For non-technical staff, the lack of understanding and obfuscation by some developers is one of the lead causes of under-utilization of machine learning services in the real world.
Machine learning models are growing in complexity year-on-year, to the point that researchers working on the models sometimes have trouble understanding decisions made.
For non-technical staff, the lack of understanding and obfuscation by some developers is one of the lead causes of under-utilization of machine learning services in the real world. In finance, healthcare, and logistics, businesses are attempting to implement AI into their decision making processes, but are finding decision makers often reject or doubt AI systems, due to not understanding what factors the AI used to come to a certain observation or decision.
Take, for example, a physician who receives a prediction from an AI model about a patient’s likelihood of developing cardiac disease. The physician may want to better understand what factors were prominent in the AI’s inference, to better tackle the issue.
Researchers at MIT have been working on a solution to this issue, by building a taxonomy that is inclusive to all types of people who interact with a ML model. By publishing the paper, titled “The Need for Interpretable Features: Motivation and Taxonomy”, the researchers aim to push forward the idea that explainability should be built into a model from the start, and not retroactively added when the AI model is made available for general use.
“We found that out in the real world, even though we were using state-of-the-art ways of explaining machine-learning models, there is still a lot of confusion stemming from the features, not from the model itself,” said Alexandra Zytek, phD student at MIT and lead author of the paper.

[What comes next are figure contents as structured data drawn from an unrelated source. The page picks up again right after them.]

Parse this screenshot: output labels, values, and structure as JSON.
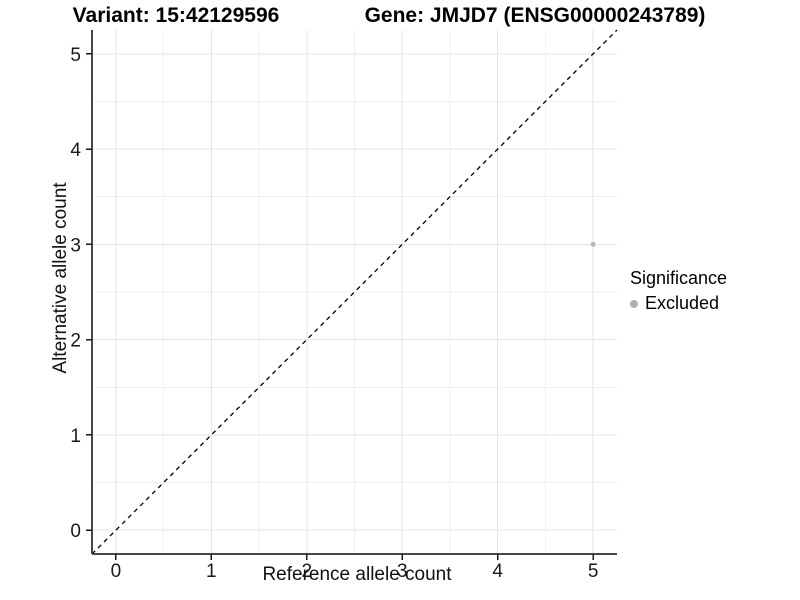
{
  "chart_data": {
    "type": "scatter",
    "title_left": "Variant: 15:42129596",
    "title_right": "Gene: JMJD7 (ENSG00000243789)",
    "xlabel": "Reference allele count",
    "ylabel": "Alternative allele count",
    "xlim": [
      -0.25,
      5.25
    ],
    "ylim": [
      -0.25,
      5.25
    ],
    "x_ticks": [
      0,
      1,
      2,
      3,
      4,
      5
    ],
    "y_ticks": [
      0,
      1,
      2,
      3,
      4,
      5
    ],
    "x_minor_ticks": [
      0.5,
      1.5,
      2.5,
      3.5,
      4.5
    ],
    "y_minor_ticks": [
      0.5,
      1.5,
      2.5,
      3.5,
      4.5
    ],
    "grid": "major+minor",
    "points": [
      {
        "x": 5,
        "y": 3,
        "series": "Excluded"
      }
    ],
    "reference_line": {
      "type": "identity",
      "style": "dashed",
      "color": "#000000"
    },
    "legend": {
      "title": "Significance",
      "position": "right",
      "items": [
        {
          "label": "Excluded",
          "color": "#b0b0b0"
        }
      ]
    },
    "colors": {
      "point": "#b8b8b8",
      "grid_major": "#e4e4e4",
      "grid_minor": "#f1f1f1",
      "axis_line": "#474747",
      "tick_mark": "#1a1a1a",
      "tick_text": "#1a1a1a"
    }
  }
}
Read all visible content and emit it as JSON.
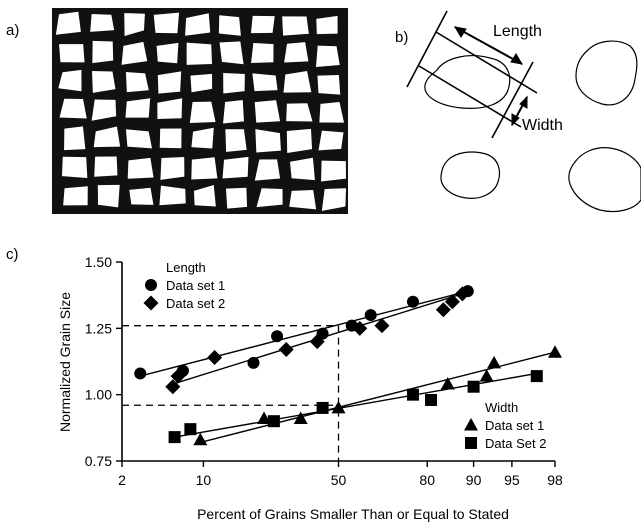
{
  "panels": {
    "a_label": "a)",
    "b_label": "b)",
    "c_label": "c)",
    "b_length_label": "Length",
    "b_width_label": "Width"
  },
  "chart_data": {
    "type": "scatter",
    "xlabel": "Percent of Grains Smaller Than or Equal to Stated",
    "ylabel": "Normalized Grain Size",
    "x_scale": "probability",
    "xlim": [
      2,
      98
    ],
    "ylim": [
      0.75,
      1.5
    ],
    "x_ticks": [
      2,
      10,
      50,
      80,
      90,
      95,
      98
    ],
    "x_tick_labels": [
      "2",
      "10",
      "50",
      "80",
      "90",
      "95",
      "98"
    ],
    "y_ticks": [
      0.75,
      1.0,
      1.25,
      1.5
    ],
    "y_tick_labels": [
      "0.75",
      "1.00",
      "1.25",
      "1.50"
    ],
    "grid": false,
    "legends": [
      {
        "title": "Length",
        "placement": "top-left",
        "entries": [
          {
            "label": "Data set 1",
            "marker": "circle"
          },
          {
            "label": "Data set 2",
            "marker": "diamond"
          }
        ]
      },
      {
        "title": "Width",
        "placement": "bottom-right",
        "entries": [
          {
            "label": "Data set 1",
            "marker": "triangle"
          },
          {
            "label": "Data Set 2",
            "marker": "square"
          }
        ]
      }
    ],
    "series": [
      {
        "name": "Length Data set 1",
        "marker": "circle",
        "x": [
          3,
          7,
          21,
          28,
          44,
          55,
          62,
          76,
          89
        ],
        "y": [
          1.08,
          1.09,
          1.12,
          1.22,
          1.23,
          1.26,
          1.3,
          1.35,
          1.39
        ]
      },
      {
        "name": "Length Data set 2",
        "marker": "diamond",
        "x": [
          5.8,
          6.4,
          12,
          31,
          42,
          58,
          66,
          84,
          86,
          88
        ],
        "y": [
          1.03,
          1.07,
          1.14,
          1.17,
          1.2,
          1.25,
          1.26,
          1.32,
          1.35,
          1.38
        ]
      },
      {
        "name": "Width Data set 1",
        "marker": "triangle",
        "x": [
          9.5,
          24,
          36,
          50,
          85,
          92,
          93,
          98
        ],
        "y": [
          0.83,
          0.91,
          0.91,
          0.95,
          1.04,
          1.07,
          1.12,
          1.16
        ]
      },
      {
        "name": "Width Data Set 2",
        "marker": "square",
        "x": [
          6,
          8,
          27,
          44,
          76,
          81,
          90,
          97
        ],
        "y": [
          0.84,
          0.87,
          0.9,
          0.95,
          1.0,
          0.98,
          1.03,
          1.07
        ]
      }
    ],
    "trend_lines": [
      {
        "series": "Length Data set 1",
        "x": [
          3,
          89
        ],
        "y": [
          1.07,
          1.39
        ]
      },
      {
        "series": "Length Data set 2",
        "x": [
          5.8,
          88
        ],
        "y": [
          1.04,
          1.38
        ]
      },
      {
        "series": "Width Data set 1",
        "x": [
          9.5,
          98
        ],
        "y": [
          0.82,
          1.16
        ]
      },
      {
        "series": "Width Data Set 2",
        "x": [
          6,
          97
        ],
        "y": [
          0.84,
          1.08
        ]
      }
    ],
    "reference_lines": [
      {
        "style": "dashed",
        "x": 50,
        "y": 1.26
      },
      {
        "style": "dashed",
        "x": 50,
        "y": 0.96
      }
    ]
  }
}
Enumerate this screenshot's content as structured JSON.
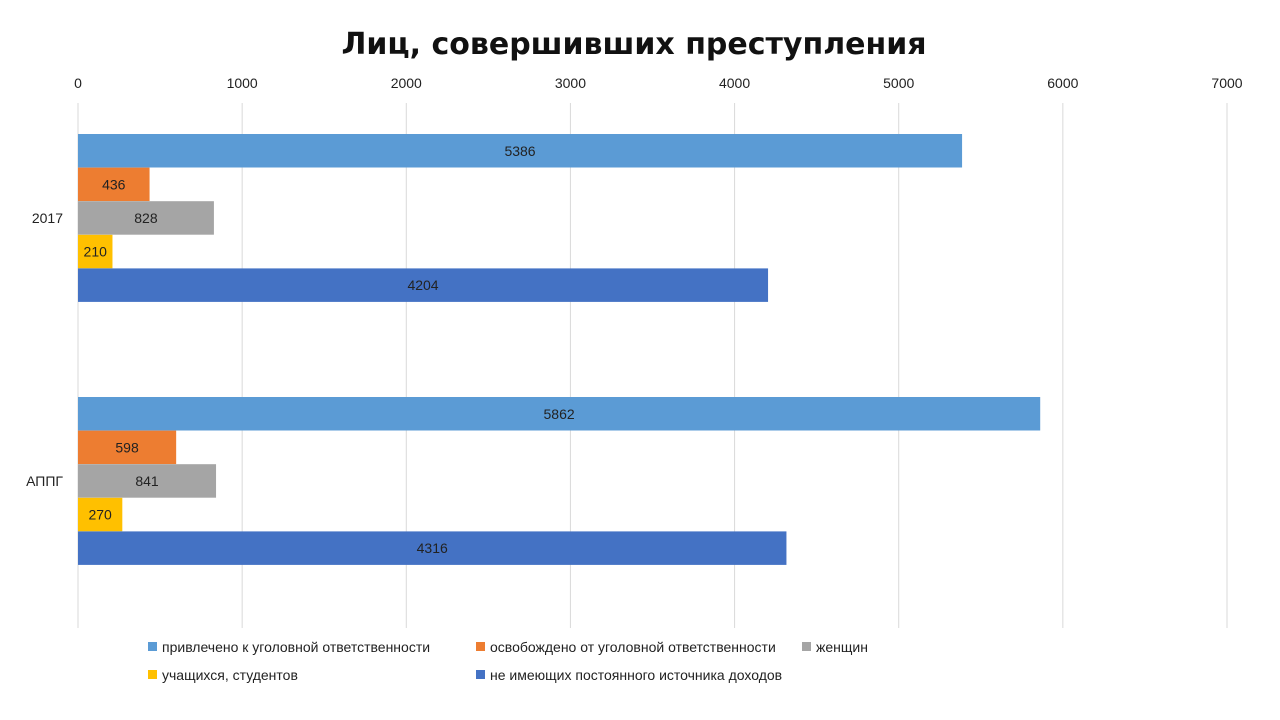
{
  "chart_data": {
    "type": "bar",
    "orientation": "horizontal",
    "title": "Лиц, совершивших преступления",
    "xlabel": "",
    "ylabel": "",
    "xlim": [
      0,
      7000
    ],
    "ticks": [
      0,
      1000,
      2000,
      3000,
      4000,
      5000,
      6000,
      7000
    ],
    "tick_labels": [
      "0",
      "1000",
      "2000",
      "3000",
      "4000",
      "5000",
      "6000",
      "7000"
    ],
    "grid": true,
    "axis_position": "top",
    "legend_position": "bottom",
    "categories": [
      "2017",
      "АППГ"
    ],
    "series": [
      {
        "name": "привлечено к уголовной ответственности",
        "color": "#5B9BD5",
        "values": [
          5386,
          5862
        ],
        "labels": [
          "5386",
          "5862"
        ]
      },
      {
        "name": "освобождено от уголовной ответственности",
        "color": "#ED7D31",
        "values": [
          436,
          598
        ],
        "labels": [
          "436",
          "598"
        ]
      },
      {
        "name": "женщин",
        "color": "#A5A5A5",
        "values": [
          828,
          841
        ],
        "labels": [
          "828",
          "841"
        ]
      },
      {
        "name": "учащихся, студентов",
        "color": "#FFC000",
        "values": [
          210,
          270
        ],
        "labels": [
          "210",
          "270"
        ]
      },
      {
        "name": "не имеющих постоянного источника доходов",
        "color": "#4472C4",
        "values": [
          4204,
          4316
        ],
        "labels": [
          "4204",
          "4316"
        ]
      }
    ]
  }
}
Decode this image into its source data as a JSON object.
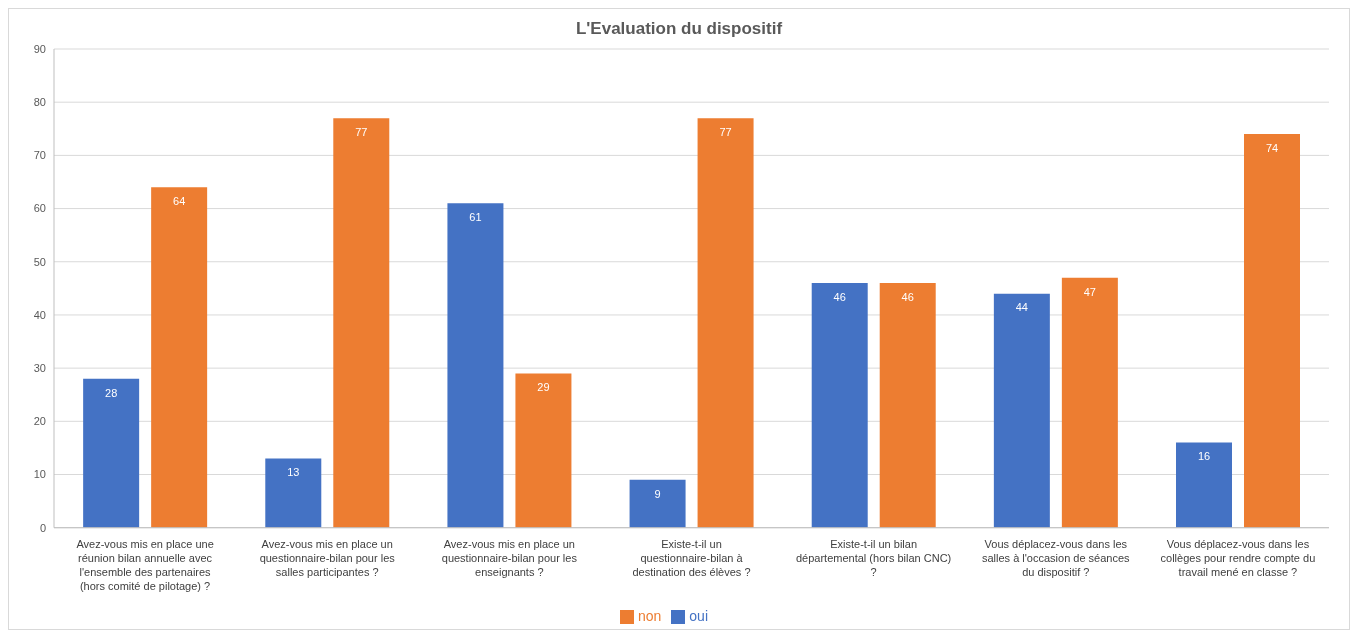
{
  "chart_data": {
    "type": "bar",
    "title": "L'Evaluation du dispositif",
    "categories": [
      "Avez-vous mis en place une réunion bilan annuelle avec l'ensemble des partenaires (hors comité de pilotage) ?",
      "Avez-vous mis en place un questionnaire-bilan pour les salles participantes ?",
      "Avez-vous mis en place un questionnaire-bilan pour les enseignants ?",
      "Existe-t-il un questionnaire-bilan à destination des élèves ?",
      "Existe-t-il un bilan départemental (hors bilan CNC) ?",
      "Vous déplacez-vous dans les salles à l'occasion de séances du dispositif ?",
      "Vous déplacez-vous dans les collèges pour rendre compte du travail mené en classe ?"
    ],
    "series": [
      {
        "name": "oui",
        "color": "#4472c4",
        "values": [
          28,
          13,
          61,
          9,
          46,
          44,
          16
        ]
      },
      {
        "name": "non",
        "color": "#ed7d31",
        "values": [
          64,
          77,
          29,
          77,
          46,
          47,
          74
        ]
      }
    ],
    "ylim": [
      0,
      90
    ],
    "yticks": [
      0,
      10,
      20,
      30,
      40,
      50,
      60,
      70,
      80,
      90
    ],
    "grid": "y",
    "legend": "bottom",
    "data_labels": true
  }
}
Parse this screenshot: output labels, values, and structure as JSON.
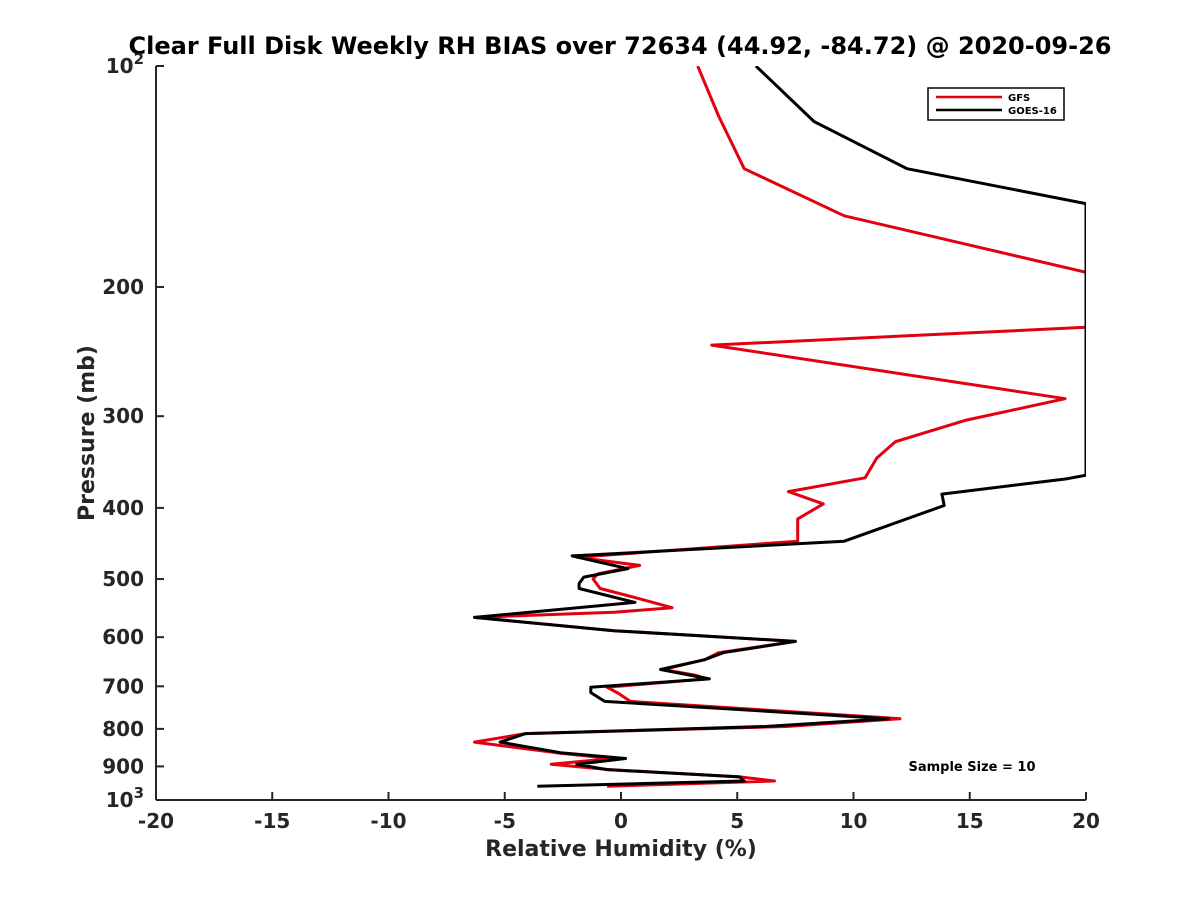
{
  "chart_data": {
    "type": "line",
    "title": "Clear Full Disk Weekly RH BIAS over 72634 (44.92, -84.72) @ 2020-09-26",
    "xlabel": "Relative Humidity (%)",
    "ylabel": "Pressure (mb)",
    "xlim": [
      -20,
      20
    ],
    "ylim": [
      100,
      1000
    ],
    "yscale": "log",
    "yreversed": true,
    "xticks": [
      "-20",
      "-15",
      "-10",
      "-5",
      "0",
      "5",
      "10",
      "15",
      "20"
    ],
    "yticks": [
      {
        "value": 100,
        "base": "10",
        "exp": "2"
      },
      {
        "value": 200,
        "label": "200"
      },
      {
        "value": 300,
        "label": "300"
      },
      {
        "value": 400,
        "label": "400"
      },
      {
        "value": 500,
        "label": "500"
      },
      {
        "value": 600,
        "label": "600"
      },
      {
        "value": 700,
        "label": "700"
      },
      {
        "value": 800,
        "label": "800"
      },
      {
        "value": 900,
        "label": "900"
      },
      {
        "value": 1000,
        "base": "10",
        "exp": "3"
      }
    ],
    "legend": "top-right",
    "annotation": "Sample Size = 10",
    "series": [
      {
        "name": "GFS",
        "color": "#e3000f",
        "points": [
          [
            3.3,
            100
          ],
          [
            4.2,
            117
          ],
          [
            5.3,
            138
          ],
          [
            9.6,
            160
          ],
          [
            20,
            191
          ],
          [
            20,
            227
          ],
          [
            3.9,
            240
          ],
          [
            19.1,
            284
          ],
          [
            14.8,
            304
          ],
          [
            11.8,
            325
          ],
          [
            11.0,
            342
          ],
          [
            10.5,
            364
          ],
          [
            7.2,
            380
          ],
          [
            8.7,
            395
          ],
          [
            7.6,
            414
          ],
          [
            7.6,
            444
          ],
          [
            -1.9,
            467
          ],
          [
            0.8,
            479
          ],
          [
            -1.0,
            492
          ],
          [
            -1.2,
            500
          ],
          [
            -0.9,
            515
          ],
          [
            0.7,
            531
          ],
          [
            2.2,
            547
          ],
          [
            -0.3,
            555
          ],
          [
            -6.3,
            564
          ],
          [
            -0.3,
            588
          ],
          [
            7.5,
            608
          ],
          [
            4.2,
            630
          ],
          [
            3.6,
            644
          ],
          [
            1.8,
            664
          ],
          [
            3.2,
            676
          ],
          [
            3.7,
            684
          ],
          [
            -0.6,
            702
          ],
          [
            -0.1,
            716
          ],
          [
            0.4,
            734
          ],
          [
            12.0,
            775
          ],
          [
            7.1,
            794
          ],
          [
            -4.1,
            812
          ],
          [
            -6.3,
            834
          ],
          [
            -2.8,
            862
          ],
          [
            -0.4,
            878
          ],
          [
            -3.0,
            894
          ],
          [
            -0.5,
            909
          ],
          [
            5.1,
            930
          ],
          [
            6.6,
            942
          ],
          [
            -0.6,
            958
          ]
        ]
      },
      {
        "name": "GOES-16",
        "color": "#000000",
        "points": [
          [
            5.8,
            100
          ],
          [
            8.3,
            119
          ],
          [
            12.3,
            138
          ],
          [
            20,
            154
          ],
          [
            20,
            361
          ],
          [
            19.2,
            365
          ],
          [
            13.8,
            383
          ],
          [
            13.9,
            397
          ],
          [
            9.6,
            444
          ],
          [
            -2.1,
            465
          ],
          [
            0.3,
            484
          ],
          [
            -1.6,
            497
          ],
          [
            -1.8,
            507
          ],
          [
            -1.8,
            515
          ],
          [
            0.6,
            538
          ],
          [
            -6.3,
            564
          ],
          [
            -0.3,
            588
          ],
          [
            7.5,
            608
          ],
          [
            4.4,
            630
          ],
          [
            3.6,
            644
          ],
          [
            1.7,
            664
          ],
          [
            3.8,
            684
          ],
          [
            -1.3,
            702
          ],
          [
            -1.3,
            714
          ],
          [
            -0.7,
            734
          ],
          [
            11.5,
            775
          ],
          [
            6.2,
            794
          ],
          [
            -4.1,
            812
          ],
          [
            -5.2,
            834
          ],
          [
            -2.6,
            862
          ],
          [
            0.2,
            878
          ],
          [
            -1.9,
            894
          ],
          [
            -0.6,
            909
          ],
          [
            5.1,
            930
          ],
          [
            5.3,
            942
          ],
          [
            -3.6,
            958
          ]
        ]
      }
    ]
  }
}
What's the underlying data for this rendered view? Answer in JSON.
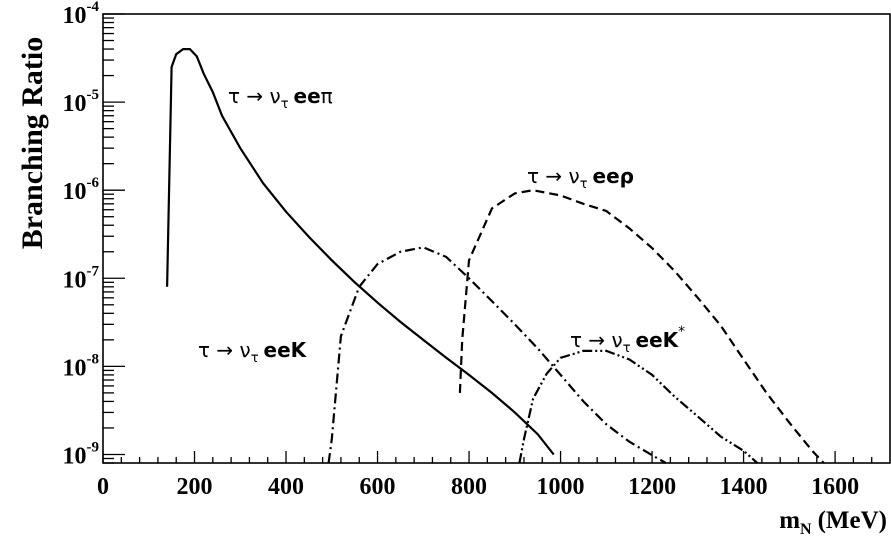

The taxonomy covers how best to explain and interpret different features, but also how to transform hard to understand features into formats that are easier to understand for non-technical users. With this, end users should be better inclined to trust the decisions an ML model makes, while also being able to more accurately describe why it has come to that decision.
Several ML processes lead to obfuscation and increased levels of complexity, which are difficult to convert into easy-to-understand formats. For example, most ML models cannot process categorical data if its not in numerical code format, but without reconverting it back to digestible values nobody outside of machine learning experts can understand what is happening. The paper discusses some best practices for reconverting models to understandable formats.
“In a lot of domains, the tradeoff between interpretable features and model accuracy is actually very small. When we were working with child welfare screeners, for example, we retrained the model using only features that met our definitions for interpretability, and the performance decrease was almost negligible,” said Zytek.
The next step for the MIT researchers is developing a system for developers to handle feature to format transformations faster, which should improve the time-to-market for ML models.